Apart from a lot of interesting context about the paper, and
an analysis of its (mis)citation history, JRF points out
that Fourier wrote earlier papers on this subject (well, that
becomes quickly obvious, true, because he keeps referring to them
for all the equations) *and* that there exists an english
translation. Ho hum. That was published in 1837
(Ebenezer Burgess, Amer. J. Sci., 32, 1-20: Cambridge UL shelfmark
p340.1.c.87 (now on rare book shelves) if you happen to be in C).
Actually it is a translation of Fourier's 1824 in the Annales de Chimie
et de Physique, but the 1827 paper appears to be a reprint of the
1824 one so thats OK.
Why should you prefer my translation?
- You can read it here, whereas the 1837 one is
not readily accessible to most.
- Although I didn't read EB's translation before finishing mine,
I have read and compared his after, so hopefully you get the
best of both.
- Mine comes with helpful annotations.
- Either he has omitted material, or more likely the 1827 paper
differs slightly from the 1824 one, because apart from minor
differences (see below) there are about 6 pages in total not
present in the EB translation.
My translation is available here.
Trivia point: Exactly how should the paper be cited? It is,
variously, Fourier_J, Fourier_JB, Fourier_JBJ. I think it
should be just Fourier, on the grounds that in the original
no initial is given, just "M. Fourier". In fact it is rarely
cited as Fourier_M, but thats obviously a mistake. The various
initials, by the way, are "Joseph" and "Jean-Baptiste". I
have been given to understand that one possible reason for this is
that JB was the original, and that plain Joseph went down better
in Napoleonic times. Who knows? Perhaps you do: then mail me:
wmc@bas.ac.uk. [30/06/2001: alternative theory: Joseph was his fathers
name, which he added to his own in tribute; source: Gale Christianson (1998) The 200 year history of the Greenhouse Effect, reported by Kees van der Veen].

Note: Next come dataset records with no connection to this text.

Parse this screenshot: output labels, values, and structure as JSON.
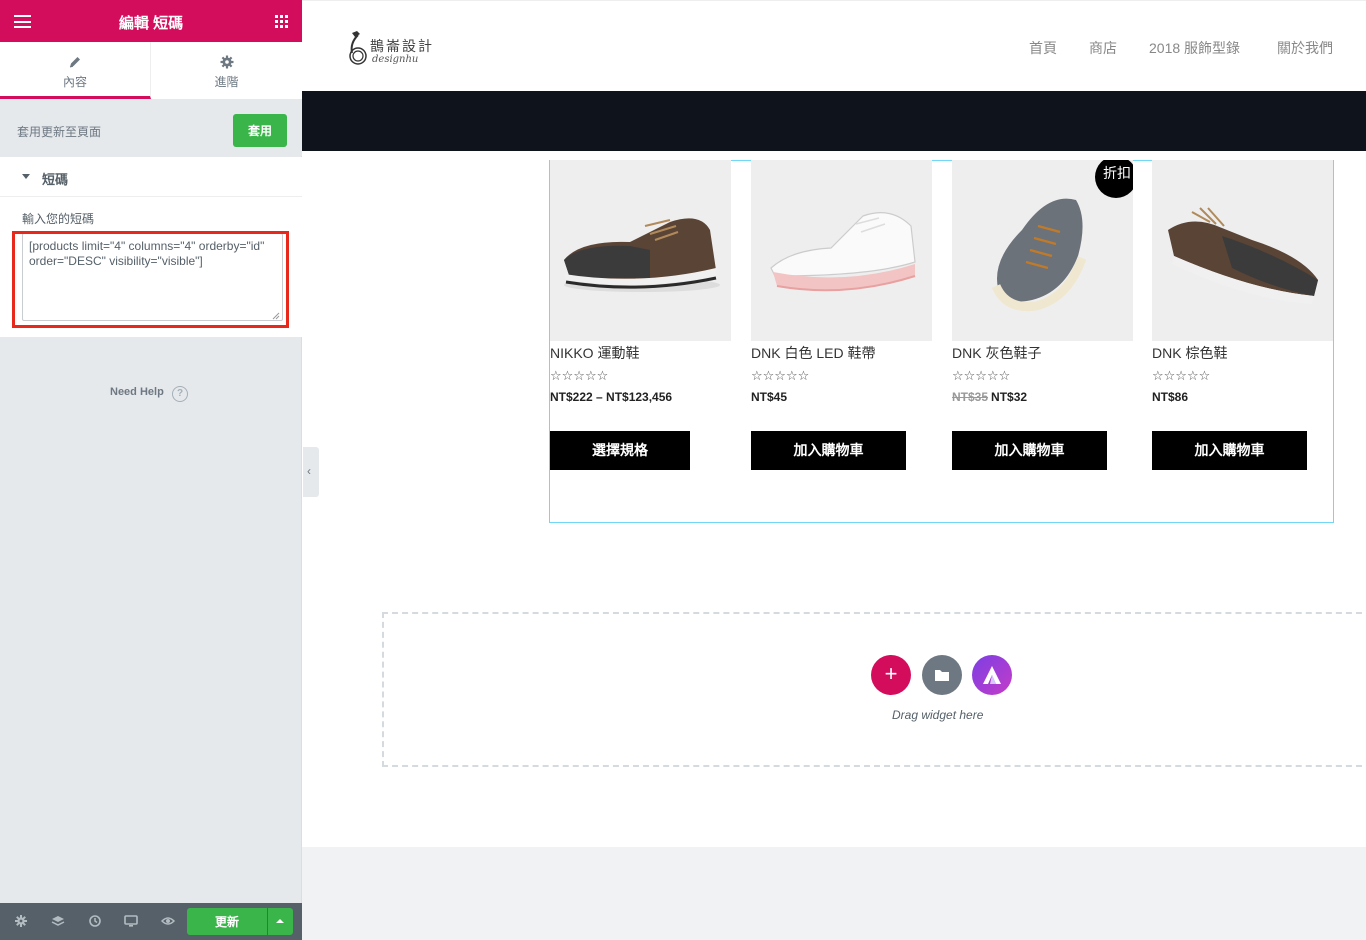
{
  "panel": {
    "title": "編輯 短碼",
    "tabs": [
      {
        "label": "內容",
        "icon": "pencil-icon",
        "active": true
      },
      {
        "label": "進階",
        "icon": "gear-icon",
        "active": false
      }
    ],
    "apply_text": "套用更新至頁面",
    "apply_button": "套用",
    "section_title": "短碼",
    "field_label": "輸入您的短碼",
    "shortcode_value": "[products limit=\"4\" columns=\"4\" orderby=\"id\" order=\"DESC\" visibility=\"visible\"]",
    "need_help": "Need Help",
    "help_glyph": "?",
    "update_button": "更新",
    "accent": "#d30c5c",
    "success": "#39b54a"
  },
  "site": {
    "logo_cn": "鵲崙設計",
    "logo_en": "designhu",
    "nav": [
      "首頁",
      "商店",
      "2018 服飾型錄",
      "關於我們"
    ]
  },
  "products": [
    {
      "name": "NIKKO 運動鞋",
      "stars": "☆☆☆☆☆",
      "price": "NT$222 – NT$123,456",
      "old_price": "",
      "button": "選擇規格",
      "badge": ""
    },
    {
      "name": "DNK 白色 LED 鞋帶",
      "stars": "☆☆☆☆☆",
      "price": "NT$45",
      "old_price": "",
      "button": "加入購物車",
      "badge": ""
    },
    {
      "name": "DNK 灰色鞋子",
      "stars": "☆☆☆☆☆",
      "price": "NT$32",
      "old_price": "NT$35",
      "button": "加入購物車",
      "badge": "折扣"
    },
    {
      "name": "DNK 棕色鞋",
      "stars": "☆☆☆☆☆",
      "price": "NT$86",
      "old_price": "",
      "button": "加入購物車",
      "badge": ""
    }
  ],
  "drop_zone": {
    "text": "Drag widget here",
    "add_glyph": "+",
    "buttons": [
      "add-section",
      "template-library",
      "astra"
    ]
  }
}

Notes on the EB translation
The following differences exist between my and EB's translation.
Some of them may be errors. Others may reflect differences between
the 1824 and 1827 versions. Page/para/line numbers are from EB.
Note that the phrase "EB omits" doesn't imply that he just didn't
bother with those bits: quite likely they were not in the 1824 version.
- p1, l6: "admitted" for "omitted"
- p2, end of para "We shall..." includes "For the purpose of giving a general idea of this great question,
and showing at a glance the results of our researches,
we present them here in the following summary, which is in some
measure a synoptic table of the contents of this article,a nd
of several which have preceded it." which is not in the 1827 version.
- p2, last para, (much more than 30,000 years) omitted after "many ages"
- p4, para 2, l6: mistranscription of "pressure" for "presence".
- p4, para 4: "girdle" is much better than my "encircling region"
- p5, end of para 2: "they superpose freely like the natural oscillations of bodies"
left in the original french, presumably because it was incomprehensible:
see my note [22].
- p5, para 4: this is 2 paragraphs in the 1827 version (by golly, how trivial can I get?)
- p6, line 7: after "archives", "of the academy of sciences" is omitted.
- p7, para 3: split into 2 at "The question" in 1827.
- p7, para 4,5: but, these 2 paras are one in 1827... there are
too many such examples... I give up with para splitting after this.
- p8, end of para 2: EB translates "rapportee au" and "considered in relation to"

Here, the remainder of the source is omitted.